夢の言葉と約束の翼(下)【夢の言葉続編⑦】
それはずっと、この邸に勤める者みんなが主人に感じてほしいと思っていた事。
褒めてほしい訳ではない。特別な対応なんてしてくれなくてもいい。
ただ……。
「使用人は物じゃない。貴方の欲を満たす為の道具じゃないわ!
みんなが微笑ってくれて、仕事を少しでも楽しいって感じてくれた方が、嬉しいじゃない?

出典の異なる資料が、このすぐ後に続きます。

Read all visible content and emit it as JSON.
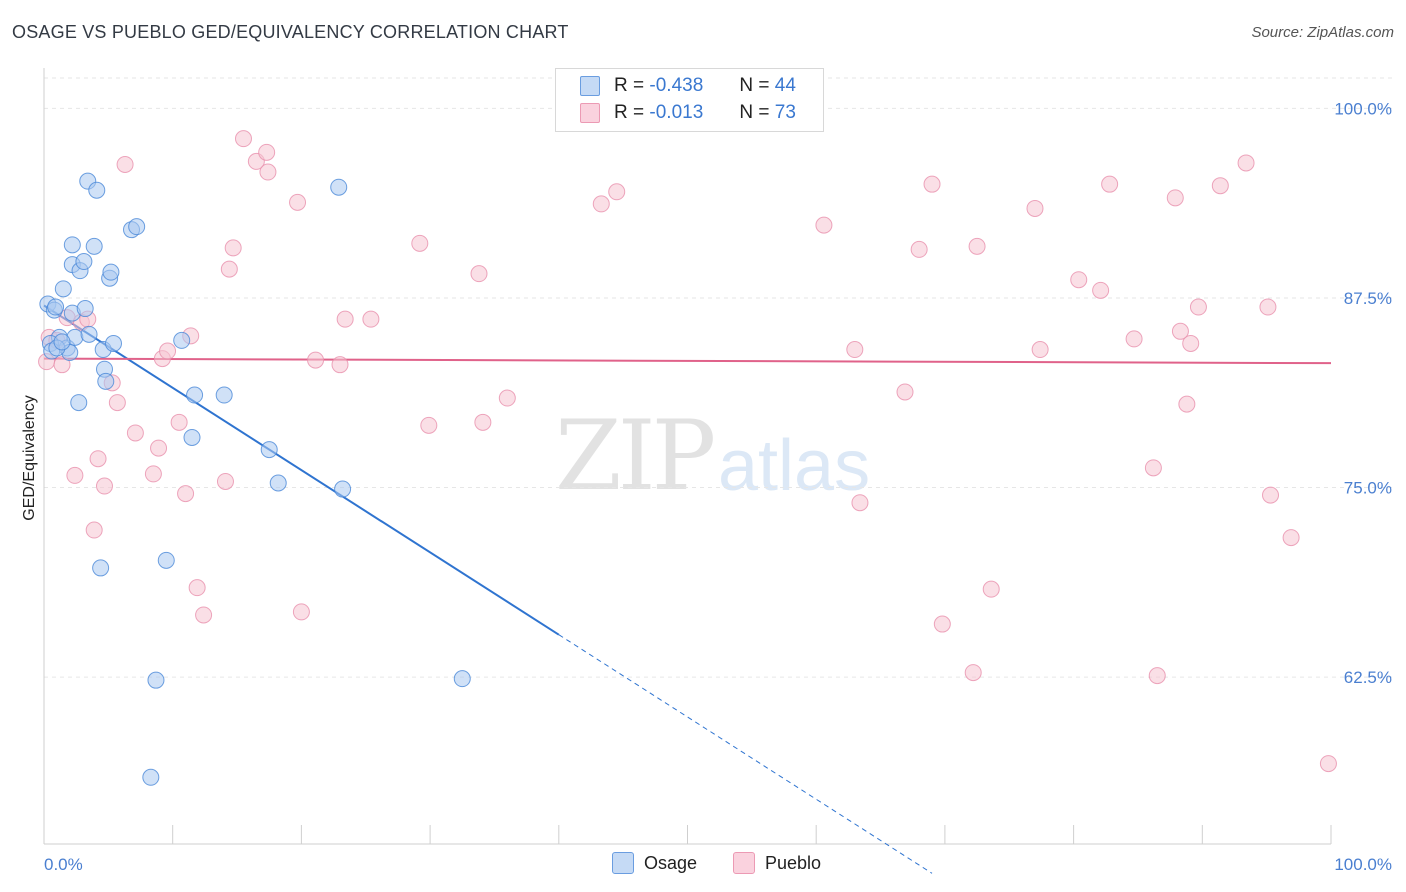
{
  "title": "OSAGE VS PUEBLO GED/EQUIVALENCY CORRELATION CHART",
  "source": "Source: ZipAtlas.com",
  "watermark": {
    "zip": "ZIP",
    "atlas": "atlas"
  },
  "legend": {
    "rows": [
      {
        "r_label": "R =",
        "r_value": "-0.438",
        "n_label": "N =",
        "n_value": "44"
      },
      {
        "r_label": "R =",
        "r_value": "-0.013",
        "n_label": "N =",
        "n_value": "73"
      }
    ]
  },
  "bottom_legend": {
    "osage": "Osage",
    "pueblo": "Pueblo"
  },
  "colors": {
    "osage_fill": "#aac8f0",
    "osage_stroke": "#4a88d8",
    "osage_line": "#2f74d0",
    "pueblo_fill": "#f6c4d2",
    "pueblo_stroke": "#e890ad",
    "pueblo_line": "#e0628a",
    "tick_text": "#4a7fd0",
    "grid": "#e6e6e6"
  },
  "chart_data": {
    "type": "scatter",
    "title": "OSAGE VS PUEBLO GED/EQUIVALENCY CORRELATION CHART",
    "xlabel": "",
    "ylabel": "GED/Equivalency",
    "xlim": [
      0,
      100
    ],
    "ylim": [
      51.5,
      102
    ],
    "x_tick_labels": [
      "0.0%",
      "100.0%"
    ],
    "y_ticks": [
      {
        "value": 100,
        "label": "100.0%"
      },
      {
        "value": 87.5,
        "label": "87.5%"
      },
      {
        "value": 75,
        "label": "75.0%"
      },
      {
        "value": 62.5,
        "label": "62.5%"
      }
    ],
    "series": [
      {
        "name": "Osage",
        "R": -0.438,
        "N": 44,
        "trend": {
          "x0": 0,
          "y0": 87.0,
          "x1": 40,
          "y1": 65.3,
          "dash_to_x": 69
        },
        "points": [
          [
            0.3,
            87.1
          ],
          [
            0.8,
            86.7
          ],
          [
            1.2,
            84.9
          ],
          [
            1.5,
            88.1
          ],
          [
            0.5,
            84.5
          ],
          [
            1.8,
            84.2
          ],
          [
            2.0,
            83.9
          ],
          [
            2.2,
            89.7
          ],
          [
            2.2,
            86.5
          ],
          [
            2.4,
            84.9
          ],
          [
            2.2,
            91.0
          ],
          [
            2.7,
            80.6
          ],
          [
            2.8,
            89.3
          ],
          [
            3.1,
            89.9
          ],
          [
            3.2,
            86.8
          ],
          [
            3.4,
            95.2
          ],
          [
            3.5,
            85.1
          ],
          [
            3.9,
            90.9
          ],
          [
            4.1,
            94.6
          ],
          [
            4.4,
            69.7
          ],
          [
            4.6,
            84.1
          ],
          [
            4.7,
            82.8
          ],
          [
            4.8,
            82.0
          ],
          [
            5.1,
            88.8
          ],
          [
            5.2,
            89.2
          ],
          [
            5.4,
            84.5
          ],
          [
            6.8,
            92.0
          ],
          [
            7.2,
            92.2
          ],
          [
            8.3,
            55.9
          ],
          [
            8.7,
            62.3
          ],
          [
            9.5,
            70.2
          ],
          [
            10.7,
            84.7
          ],
          [
            11.5,
            78.3
          ],
          [
            11.7,
            81.1
          ],
          [
            14.0,
            81.1
          ],
          [
            17.5,
            77.5
          ],
          [
            18.2,
            75.3
          ],
          [
            22.9,
            94.8
          ],
          [
            23.2,
            74.9
          ],
          [
            32.5,
            62.4
          ],
          [
            0.6,
            84.0
          ],
          [
            1.0,
            84.2
          ],
          [
            1.4,
            84.6
          ],
          [
            0.9,
            86.9
          ]
        ]
      },
      {
        "name": "Pueblo",
        "R": -0.013,
        "N": 73,
        "trend": {
          "x0": 0,
          "y0": 83.5,
          "x1": 100,
          "y1": 83.2
        },
        "points": [
          [
            0.2,
            83.3
          ],
          [
            0.4,
            84.9
          ],
          [
            1.0,
            84.7
          ],
          [
            1.4,
            83.1
          ],
          [
            1.8,
            86.2
          ],
          [
            2.4,
            75.8
          ],
          [
            2.9,
            85.9
          ],
          [
            3.4,
            86.1
          ],
          [
            3.9,
            72.2
          ],
          [
            4.2,
            76.9
          ],
          [
            4.7,
            75.1
          ],
          [
            5.3,
            81.9
          ],
          [
            5.7,
            80.6
          ],
          [
            6.3,
            96.3
          ],
          [
            7.1,
            78.6
          ],
          [
            8.5,
            75.9
          ],
          [
            8.9,
            77.6
          ],
          [
            9.2,
            83.5
          ],
          [
            9.6,
            84.0
          ],
          [
            10.5,
            79.3
          ],
          [
            11.0,
            74.6
          ],
          [
            11.4,
            85.0
          ],
          [
            11.9,
            68.4
          ],
          [
            12.4,
            66.6
          ],
          [
            14.1,
            75.4
          ],
          [
            14.4,
            89.4
          ],
          [
            14.7,
            90.8
          ],
          [
            15.5,
            98.0
          ],
          [
            16.5,
            96.5
          ],
          [
            17.4,
            95.8
          ],
          [
            17.3,
            97.1
          ],
          [
            19.7,
            93.8
          ],
          [
            20.0,
            66.8
          ],
          [
            21.1,
            83.4
          ],
          [
            23.0,
            83.1
          ],
          [
            23.4,
            86.1
          ],
          [
            25.4,
            86.1
          ],
          [
            29.2,
            91.1
          ],
          [
            29.9,
            79.1
          ],
          [
            33.8,
            89.1
          ],
          [
            34.1,
            79.3
          ],
          [
            36.0,
            80.9
          ],
          [
            43.3,
            93.7
          ],
          [
            44.5,
            94.5
          ],
          [
            60.6,
            92.3
          ],
          [
            63.0,
            84.1
          ],
          [
            63.4,
            74.0
          ],
          [
            66.9,
            81.3
          ],
          [
            68.0,
            90.7
          ],
          [
            69.0,
            95.0
          ],
          [
            69.8,
            66.0
          ],
          [
            72.2,
            62.8
          ],
          [
            72.5,
            90.9
          ],
          [
            73.6,
            68.3
          ],
          [
            77.0,
            93.4
          ],
          [
            77.4,
            84.1
          ],
          [
            80.4,
            88.7
          ],
          [
            82.1,
            88.0
          ],
          [
            82.8,
            95.0
          ],
          [
            84.7,
            84.8
          ],
          [
            86.2,
            76.3
          ],
          [
            86.5,
            62.6
          ],
          [
            87.9,
            94.1
          ],
          [
            88.3,
            85.3
          ],
          [
            88.8,
            80.5
          ],
          [
            89.1,
            84.5
          ],
          [
            89.7,
            86.9
          ],
          [
            91.4,
            94.9
          ],
          [
            93.4,
            96.4
          ],
          [
            95.1,
            86.9
          ],
          [
            95.3,
            74.5
          ],
          [
            96.9,
            71.7
          ],
          [
            99.8,
            56.8
          ]
        ]
      }
    ]
  }
}
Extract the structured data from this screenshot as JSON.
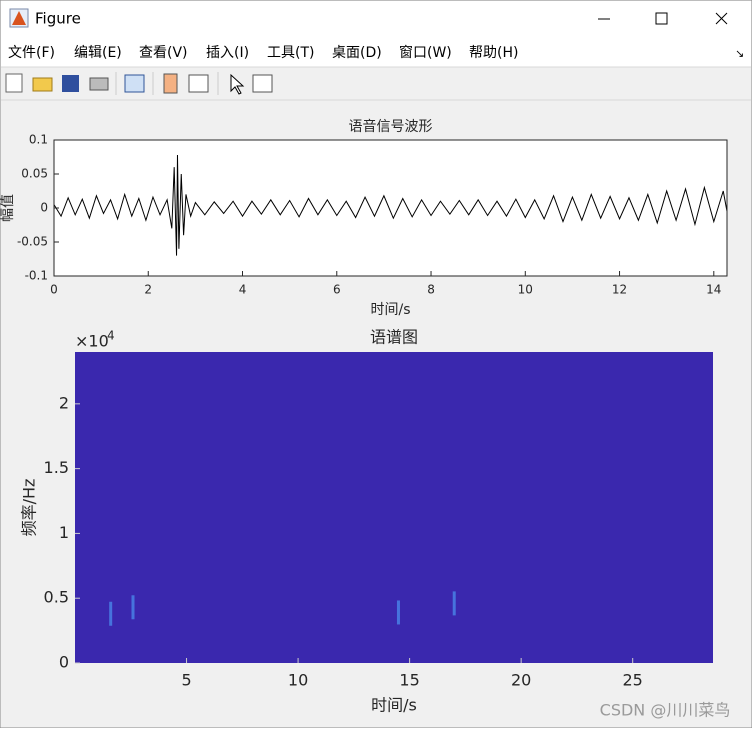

貴方だって、どうせなら笑顔でお出迎えしてもらえる方が、嬉しいほしいでしょう?」
奥様は今まで誰も口に出来なかった想いを口にして、にっこりと微笑んだ。
その笑顔は本当に本当にお美しくて、みんな視線を逸らす事が出来なくなっていた。
そして、そんな柔らかな空間に響くのは、笑い声。
「ふっ、……あははははっ!」
それはこの場で誰もが予想しなかった、私達が初めて見て聞くアラン様の笑顔と笑い声だった。
その光景に、私の予感は確信に変わる。
この邸が……。いや、私達の主人が確実に変わっていく事を。
奥様が……。いや、アカリ様が変えて下さるのだと。